Florida Gov. Ron DeSantis Blames Coronavirus Rise on ‘Overwhelmingly Hispanic’ Workers
Florida governor Ron DeSantis recently blamed migrant farmworkers for the state’s skyrocketing in COVID-19 cases and that’s angered public health officials and aid groups, who note the state has been tardy in providing testing, face masks and educational outreach to farming communities.
Of course, he doesn’t blame himself for the rise in cases, even though he reopened the state early on, encouraging people to flock to beaches and parks. No, instead he said this at a press conference Tuesday:
“We’re not shutting down. We’re gonna go forward, we’re gonna protect the most vulnerable.”
Shutting down, he claimed, would mean “the negative effects” of doing so would be much worse than “any gains you’re getting.”
“You have to have society to function, you have to be able to have a cohesive society, that’s the best way to be able to deal with the impacts of the virus,” he said. “But particularly when you have a virus that disproportionately impacts one segment of society, to suppress a lot of working-age people at this point I don’t think would likely be very effective.”
And he says this despite the fact that Florida broke another record day Tuesday, with 2,783 new cases of coronavirus being confirmed, the largest increase the state has suffered in a single day since the outbreak began. That means the state’s cumulative count has surged past 80,000.

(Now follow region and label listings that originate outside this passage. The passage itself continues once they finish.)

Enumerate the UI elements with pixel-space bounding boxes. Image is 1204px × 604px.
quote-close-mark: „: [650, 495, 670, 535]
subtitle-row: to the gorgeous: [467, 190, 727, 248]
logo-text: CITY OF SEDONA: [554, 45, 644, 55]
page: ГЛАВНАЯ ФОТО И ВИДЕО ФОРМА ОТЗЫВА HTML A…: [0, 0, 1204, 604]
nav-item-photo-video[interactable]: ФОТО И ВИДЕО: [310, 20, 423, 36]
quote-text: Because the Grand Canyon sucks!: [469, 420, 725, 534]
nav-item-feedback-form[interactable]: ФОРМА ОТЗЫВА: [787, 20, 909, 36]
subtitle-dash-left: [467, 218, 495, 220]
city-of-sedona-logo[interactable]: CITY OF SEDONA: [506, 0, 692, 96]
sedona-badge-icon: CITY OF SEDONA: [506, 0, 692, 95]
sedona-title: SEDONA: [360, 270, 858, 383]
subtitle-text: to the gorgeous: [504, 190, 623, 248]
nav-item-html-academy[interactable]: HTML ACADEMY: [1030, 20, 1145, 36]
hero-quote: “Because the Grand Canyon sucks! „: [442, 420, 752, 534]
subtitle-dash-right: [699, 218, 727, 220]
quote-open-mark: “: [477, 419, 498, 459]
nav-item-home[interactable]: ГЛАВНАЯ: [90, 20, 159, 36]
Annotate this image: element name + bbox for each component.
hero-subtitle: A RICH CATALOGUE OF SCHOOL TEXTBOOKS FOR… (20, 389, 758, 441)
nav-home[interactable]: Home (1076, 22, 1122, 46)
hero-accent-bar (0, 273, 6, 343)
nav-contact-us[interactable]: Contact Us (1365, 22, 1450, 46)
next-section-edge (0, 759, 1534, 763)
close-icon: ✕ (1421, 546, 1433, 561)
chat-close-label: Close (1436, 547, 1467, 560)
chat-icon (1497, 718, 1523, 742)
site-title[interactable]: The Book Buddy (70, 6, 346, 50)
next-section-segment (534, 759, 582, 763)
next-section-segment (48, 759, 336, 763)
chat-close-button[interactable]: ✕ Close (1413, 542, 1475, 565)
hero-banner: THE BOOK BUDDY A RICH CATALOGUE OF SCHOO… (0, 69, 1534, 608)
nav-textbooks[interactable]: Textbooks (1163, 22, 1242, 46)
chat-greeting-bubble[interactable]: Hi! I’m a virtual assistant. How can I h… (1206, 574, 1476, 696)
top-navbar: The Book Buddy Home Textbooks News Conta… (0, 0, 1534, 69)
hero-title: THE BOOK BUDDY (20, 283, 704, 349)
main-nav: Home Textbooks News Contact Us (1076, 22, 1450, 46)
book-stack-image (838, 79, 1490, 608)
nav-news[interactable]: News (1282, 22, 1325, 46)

But rather than blaming his own poor decision, he’s singling out migrant farmworkers, having said last week that “the Number one outbreak we’ve seen is in agricultural communities,” and following that up by saying that “overwhelmingly Hispanic” farmworkers and day laborers are the leading sources of new cases.
Now Nikki Fried, Florida’s Commissioner of Agriculture has fired back, the Tampa Bay Times reports, noting most farmworkers left weeks ago when the harvests ended. But it’s not just that — cases are also spiking in non-agricultural areas, she added.
But many agricultural workers do live in the state year-round and public health officials who work within these communities say the state has only recently begun testing and public health campaigns to educate people in agricultural communities, where working and living conditions are often cramped and can spark an outbreak of COVID-19.
So doesn’t that also mean that DeSantis has dropped the ball here? If these are areas where the disease is likely to crop up, why has the state been slow to provide proper testing? It’s very likely COVID-19 has been prominent in most of the state’s agricultural areas for several months, but those cases have been missed by the state’s testing efforts.
That’s according to Patria Rojas, a public health expert at Florida International University. And when the first opened in Hillsborough, in the community of Wimauma, it was long after many of the area’s farms had completed their harvests, said Lourdes Villanueva, the director of Farmworker Advocacy for Redlands Christian Migrant Association.
“From day one we asked for help for farmworkers, none came,” she said. “It’s always about them blaming the less fortunate and the ones that cannot defend themselves.”
Well of course. DeSantis is merely following in Trump’s footsteps when it comes to that.
And many farmworkers don’t own cars and aren’t able to be tested at the state’s drive-thru sites, Rojas said. Instead they arrive at work in crowded buses, work before sunrise to sunset. And of course, thanks to “anti-immigrant” sentiment in the Miami-Dade area, many farmworkers keep a low profile.
“There’s a lot of under-testing because of that,” she said. “If it’s true that there is a lot of COVID-19 among the agricultural community, we don’t know.”
Instead of pointing that crooked finger at farmworkers, DeSantis needs to take up some of the blame for this. Farmworkers provide the sustenance millions of Americans need to survive and they rarely ever get credit for the valuable labor they provide. Seriously, it’s time for a change.